Paul Jobling and David Crowley argue that the definition of mod can be difficult to pin down, because throughout the subculture’s original era, it was “prone to continuous reinvention.”[11] They claim that since the mod scene was so pluralist, the word mod was an umbrella term that covered several distinct sub-scenes. Terry Rawlings argues that mods are difficult to define because the subculture started out as a “mysterious semi-secret world”, which The Who’s manager Peter Meaden summarised as “clean living under difficult circumstances.”
According to Dick Hebdige, by around 1963, the mod subculture had gradually accumulated the identifying symbols that later came to be associated with the scene, such as scooters, amphetamine pills and R&B music.[14] While clothes were still important at that time, they could be ready-made. Dick Hebdige wrote the term mod covered a number of styles including the emergence of Swinging London, though to him it has come to define Melly’s working class clothes-conscious teenagers living in London and south England in the early to mid 1960s.[14]

Mary Anne Long argues that “first hand accounts and contemporary theorists point to the Jewish upper-working or middle-class of London’s East End and suburbs.”[15] Simon Frith asserts that the mod subculture had its roots in the 1950s beatnik coffee bar culture, which catered to art school students in the radical Bohemian scene in London.[16] Steve Sparks, who claims to be one of the original mods, agrees that before mod became commercialised, it was essentially an extension of the beatnik culture: “It comes from ‘modernist’, it was to do with modern jazz and to do with Sartre” and existentialism.[15] Sparks argues that “Mod has been much misunderstood … as this working-class, scooter-riding precursor of skinheads.”

Coffee bars were attractive to British youths because, in contrast to typical pubs, which closed at about 11pm, they were open until the early hours of the morning. Coffee bars had jukeboxes, which in some cases reserved space in the machines for the customers’ own records. In the late 1950s, coffee bars were associated with jazz and blues, but in the early 1960s, they began playing more R&B music. Frith notes that although coffee bars were originally aimed at middle-class art school students, they began to facilitate an intermixing of youths from different backgrounds and classes.[17] At these venues, which Frith calls the “first sign of the youth movement”, young people would meet collectors of R&B and blues records, who introduced them to new types of African-American music, which the teens were attracted to for its rawness and authenticity[citation needed]. As the mod subculture grew in London during the early-to-mid 1960s, tensions would often arise between the mods, often riding highly decorated motor scooters, and their main rivals, the rockers, a British subculture who favored rockabilly, early rock’n’roll, motorcycles and leather jackets, and considered the mods effeminate, because of their interest in fashion.[18] Violent clashes would often ensue between the two groups.[18] This period was later immortalized by songwriter Pete Townshend, in the Who’s 1973 concept album, Quadrophenia.[19]

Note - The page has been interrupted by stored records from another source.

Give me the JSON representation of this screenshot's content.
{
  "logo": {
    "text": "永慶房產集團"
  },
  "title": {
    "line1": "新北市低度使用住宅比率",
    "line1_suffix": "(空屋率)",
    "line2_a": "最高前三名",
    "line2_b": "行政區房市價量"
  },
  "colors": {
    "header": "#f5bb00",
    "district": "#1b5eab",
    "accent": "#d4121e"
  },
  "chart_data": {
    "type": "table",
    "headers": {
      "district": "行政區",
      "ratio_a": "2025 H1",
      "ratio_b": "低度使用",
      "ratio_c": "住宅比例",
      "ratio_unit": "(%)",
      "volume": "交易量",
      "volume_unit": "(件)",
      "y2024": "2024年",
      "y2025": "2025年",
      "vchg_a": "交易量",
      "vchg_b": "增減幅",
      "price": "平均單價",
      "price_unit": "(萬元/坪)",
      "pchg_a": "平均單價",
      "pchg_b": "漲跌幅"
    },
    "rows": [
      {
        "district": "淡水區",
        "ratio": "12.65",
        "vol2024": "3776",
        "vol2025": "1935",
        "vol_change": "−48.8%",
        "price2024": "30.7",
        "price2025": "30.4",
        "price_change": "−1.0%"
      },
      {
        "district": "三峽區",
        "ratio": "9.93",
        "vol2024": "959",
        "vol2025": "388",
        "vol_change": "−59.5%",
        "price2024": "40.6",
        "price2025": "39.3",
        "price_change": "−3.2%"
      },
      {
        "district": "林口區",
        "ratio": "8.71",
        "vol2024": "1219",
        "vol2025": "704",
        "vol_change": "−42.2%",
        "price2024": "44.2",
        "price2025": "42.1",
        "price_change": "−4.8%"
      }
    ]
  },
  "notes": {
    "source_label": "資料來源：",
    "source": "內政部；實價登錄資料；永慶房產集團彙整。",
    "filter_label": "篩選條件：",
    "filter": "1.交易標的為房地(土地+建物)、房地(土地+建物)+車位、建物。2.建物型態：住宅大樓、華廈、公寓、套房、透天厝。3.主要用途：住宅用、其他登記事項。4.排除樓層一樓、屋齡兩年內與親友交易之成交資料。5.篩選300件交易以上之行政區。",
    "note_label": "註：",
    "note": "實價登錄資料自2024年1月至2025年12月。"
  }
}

However, after 1964, clashes between the two groups largely subsided, as mod expanded and came to be accepted by the larger youth generation in England as a symbol of all that was new.[20][21] It was during this time that London became a mecca for rock music, with popular bands such as The Who and The Small Faces appealing to a largely mod audience,[7] as well as the preponderance of hip fashions, in a period often referred to as Swinging London.
As many British rock bands of the mid-1960s began to adopt a mod look and following,[7] the scope of the subculture grew beyond its original confines and the focus began to change. By the summer of 1966, the proletarian aspects of the scene in London had waned, as the more fashion and pop-culture elements continued to grow, not only in England, but elsewhere.[1] This period, portrayed in Michelangelo Antonioni’s 1966 film Blowup,[22] was typified by pop art, Carnaby Street boutiques, live music, and discothèques. Many associate this era with fashion model Twiggy, miniskirts, and bold geometrical patterns on brightly coloured clothes. It would exert a considerable influence on the worldwide spread of mod, particularly in the United States.